The W G Hoskins Lecture 1997
‘The Remaking of the English Landscape: An Essay’ presented by Professor John Sheail.
The eighth Hoskins lecture
The eighth W.G. Hoskins lecture, ‘The Remaking of the EnglishLandscape: An Essay’, was delivered by Professor John Sheail who has written on many aspects of the history of landscape and habitats, and who is currently Deputy Head of the Institute of Terrestrial Ecology’s research station at Monks Wood in Huntingdon. Dr. Sheail acknowledged his debt to Hoskins, from his first reading as a sixth former, of The Making of the English Landscape, to a particularly memorable conversation with him and other scholars over dinner in 1967, although three years earlier Hoskins had attempted to dissuade him from tackling the 1524-5 lay subsidy as a Ph.D. thesis.
Dr. Sheail’s lecture outlined the skills which ecologists have developed since the war in managing the natural environment. In part these are the product of a deeper understanding of past uses of the landscape, which has led to a simulation of historical management techniques.
Although H.G. Tansley and other naturalists pleaded for organised nature conservation during the 1940s, they recognised that past husbandry practices had contributed to contemporary species-rich grasslands and that if such habitats were allowed to return to their ‘natural’ state rare plants would be eliminated. The relatively rapid process of succession from cropped sward, to scrub, to woodland, following the virtual extinction of the rabbit population in 1954, made an understanding of the influence of past management practices a priority. It was, of course, impossible to restore grassland or wetland sites exactly to their previous state, but in the 1960s sheep and cattle were used as a conservation tool on a number of reserves.
By the early 1980s agricultural intensification had destroyed most lowland wet grassland, markedly reducing the diversity of wildlife species through grant-aided ploughing, fertilisation and drainage. Wetter conditions were restored to some sites by the cessation of pumping, but the opportunity was also taken to plant wild seed mixtures in community areas and on motorway verges. The agricultural industry also began to balance its concern for efficiency with the need for conservation. Much promotional literature, however, encouraged the unquestioning, and intensive, reintroduction of “traditional’ management practices which had themselves only failed to eliminate species through being ineffectively applied.

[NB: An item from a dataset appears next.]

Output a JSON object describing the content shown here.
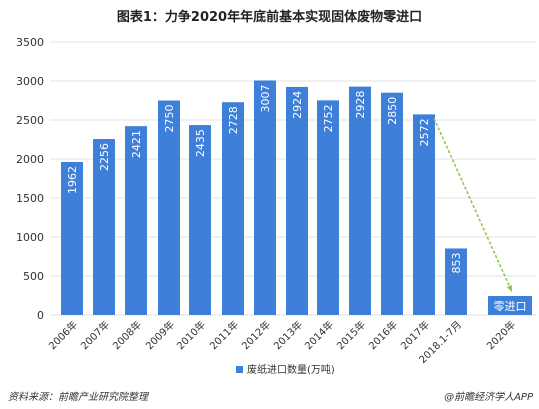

Professor Sheail argued that the 1990s offer wider opportunities for creative conservation, especially since environmental protection has become a more integral part of farming practice. He suggested that the aspirations of the 1940s, to balance conservation with other nature uses, might at last be realised. This optimistic note was questioned by Mike Thompson who pointed to the prairies of oil seed rape and the disappearance of lapwings. In essence, Professor Sheail replied that it is better to be hopeful than despairing, and that in an historical context there are now wider opportunities to implement practices which have been pioneered in recent decades. Following a vote of thanks, proposed by Vernon Davis (for the fourth year in succession) the assembled Friends repaired to Marc Fitch House for the now famous book sale, organised with commendable efficiency by the family firm of Jayne Alderson and Co. Ltd, and a sumptuous tea which, according to Harold Fox, was ‘the best north of Wimbledon’.